One fix, I had to do

label_frame <- RMINC:::create_labels_frame("/opt/quarantine/resources/DorrSteadmanUllmann/Dorr_2008_Steadman_2013_Ullmann_2013_mapping_of_labels.csv", side = "both")

Otherwise error:

 label_frame <- RMINC:::create_labels_frame(defs, side = "both")
Error in make.names(col.names, unique = TRUE) : 
  invalid multibyte string at '<89>HDF'
In addition: Warning messages:
1: In read.table(file = file, header = header, sep = sep, quote = quote,  :
  line 3 appears to contain embedded nulls
2: In read.table(file = file, header = header, sep = sep, quote = quote,  :
  line 4 appears to contain embedded nulls
3: In read.table(file = file, header = header, sep = sep, quote = quote,  :
  line 5 appears to contain embedded nulls

More info: This is with minc-toolkit/1.9.15

cfhammill commented 7 years ago

There were some typos in the above code - defs should have been the text not the minc file.
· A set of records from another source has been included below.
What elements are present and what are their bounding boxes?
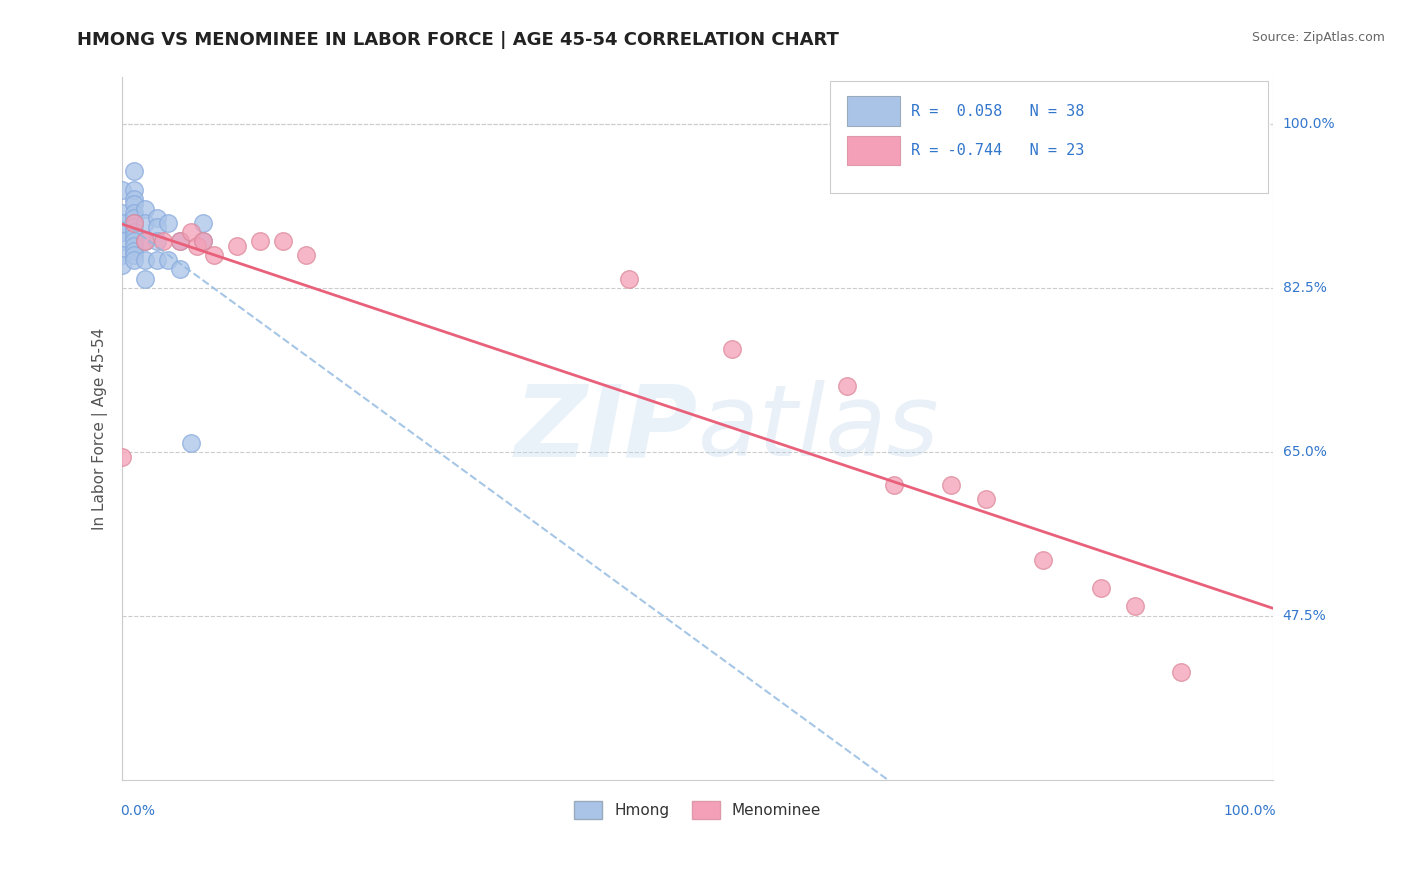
Point bbox=[122, 220, 145, 235]
Point bbox=[180, 225, 202, 239]
Point bbox=[111, 248, 134, 262]
Point bbox=[122, 229, 145, 244]
Point bbox=[157, 252, 180, 267]
Point bbox=[134, 234, 156, 248]
Point bbox=[152, 234, 174, 248]
Legend: Hmong, Menominee: Hmong, Menominee bbox=[568, 795, 827, 824]
Point bbox=[249, 234, 271, 248]
Point bbox=[122, 252, 145, 267]
Text: 100.0%: 100.0% bbox=[1223, 805, 1275, 818]
Point bbox=[295, 248, 318, 262]
Point bbox=[157, 216, 180, 230]
Point bbox=[145, 211, 167, 225]
Point bbox=[122, 216, 145, 230]
Point bbox=[111, 183, 134, 197]
Text: ZIP: ZIP bbox=[515, 380, 697, 477]
Point bbox=[191, 234, 214, 248]
Point bbox=[134, 202, 156, 216]
Point bbox=[1090, 581, 1112, 595]
Point bbox=[122, 248, 145, 262]
Point bbox=[134, 252, 156, 267]
Point bbox=[273, 234, 295, 248]
Point bbox=[111, 234, 134, 248]
Point bbox=[122, 192, 145, 206]
FancyBboxPatch shape bbox=[848, 136, 900, 165]
Point bbox=[134, 216, 156, 230]
Text: atlas: atlas bbox=[697, 380, 939, 477]
Point bbox=[122, 244, 145, 258]
Point bbox=[134, 234, 156, 248]
Point bbox=[1032, 552, 1054, 566]
Point bbox=[111, 206, 134, 220]
Text: 100.0%: 100.0% bbox=[1282, 117, 1336, 131]
Point bbox=[169, 234, 191, 248]
Text: R =  0.058   N = 38: R = 0.058 N = 38 bbox=[911, 103, 1084, 119]
Point bbox=[617, 271, 640, 285]
Point bbox=[122, 239, 145, 253]
FancyBboxPatch shape bbox=[848, 96, 900, 126]
Point bbox=[974, 491, 997, 506]
Text: 65.0%: 65.0% bbox=[1282, 445, 1326, 458]
Point bbox=[122, 225, 145, 239]
Point bbox=[1123, 599, 1146, 614]
Point bbox=[883, 477, 905, 491]
Point bbox=[186, 239, 208, 253]
Point bbox=[191, 216, 214, 230]
Text: 82.5%: 82.5% bbox=[1282, 281, 1326, 295]
Point bbox=[122, 164, 145, 178]
Point bbox=[145, 234, 167, 248]
Text: R = -0.744   N = 23: R = -0.744 N = 23 bbox=[911, 143, 1084, 158]
Point bbox=[169, 234, 191, 248]
Point bbox=[191, 234, 214, 248]
Point bbox=[202, 248, 225, 262]
Point bbox=[122, 216, 145, 230]
Text: HMONG VS MENOMINEE IN LABOR FORCE | AGE 45-54 CORRELATION CHART: HMONG VS MENOMINEE IN LABOR FORCE | AGE … bbox=[77, 31, 839, 49]
Point bbox=[180, 435, 202, 450]
Point bbox=[122, 183, 145, 197]
Y-axis label: In Labor Force | Age 45-54: In Labor Force | Age 45-54 bbox=[93, 327, 108, 530]
Text: 47.5%: 47.5% bbox=[1282, 608, 1326, 623]
Point bbox=[134, 271, 156, 285]
Point bbox=[122, 211, 145, 225]
Point bbox=[939, 477, 962, 491]
Point bbox=[837, 379, 859, 393]
Point bbox=[169, 262, 191, 277]
Text: 0.0%: 0.0% bbox=[120, 805, 155, 818]
Point bbox=[721, 342, 744, 356]
Point bbox=[111, 450, 134, 464]
Point bbox=[122, 234, 145, 248]
Point bbox=[122, 206, 145, 220]
Point bbox=[145, 220, 167, 235]
Point bbox=[226, 239, 249, 253]
Point bbox=[122, 197, 145, 211]
Point bbox=[1170, 665, 1192, 679]
Text: Source: ZipAtlas.com: Source: ZipAtlas.com bbox=[1251, 31, 1385, 45]
Point bbox=[111, 216, 134, 230]
FancyBboxPatch shape bbox=[830, 81, 1268, 194]
Point bbox=[145, 252, 167, 267]
Point bbox=[111, 258, 134, 272]
Point bbox=[111, 225, 134, 239]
Also for the new anatGetAll an atlas doesn't need to be passed. I'm still not sure where coercion to character is happening...

Can you send me an rds of cpp_res? Sorry this is taking so long to debug.

gdevenyi commented 7 years ago

anatGetAll_old throws the following warnings, while anatGetAll is silent:

[1] "WARNING: Labels found in the mapping, but not in the file:  199"
[1] "WARNING: Labels found in the mapping, but not in the file:  199"
[1] "WARNING: Labels found in the mapping, but not in the file:  199"
[1] "WARNING: Labels found in the mapping, but not in the file:  199"
[1] "WARNING: Labels found in the mapping, but not in the file:  199"
[1] "WARNING: Labels found in the mapping, but not in the file:  199"

Perhaps this may be an issue.

gdevenyi commented 7 years ago

Also, last subject of anatGetAll has text instead of numbers at all, see data viewer last line image

cfhammill commented 7 years ago

Thanks Gabe, that's definitely the issue, not sure how it got there, but that's at least a step in the right direction

Can you send that rds?

gdevenyi commented 7 years ago

Sent!

cfhammill commented 7 years ago

Sorry Gabe, can you send cpp_res from above?

cfhammill commented 7 years ago

Nevermind, found the problem. I changed create_label_frame to make it useful in anatSummarize but this broke anatGetAll when there's a hierarchy column and it wasn't picked up by our test cases. Fixing now.

cfhammill commented 7 years ago

Should be fixed in develop...?

gdevenyi commented 7 years ago

Sadly no, grabbed/rebuilt HEAD of develop, still broken with characters.

I don't actually see a commit that addresses this? Did you forget to push?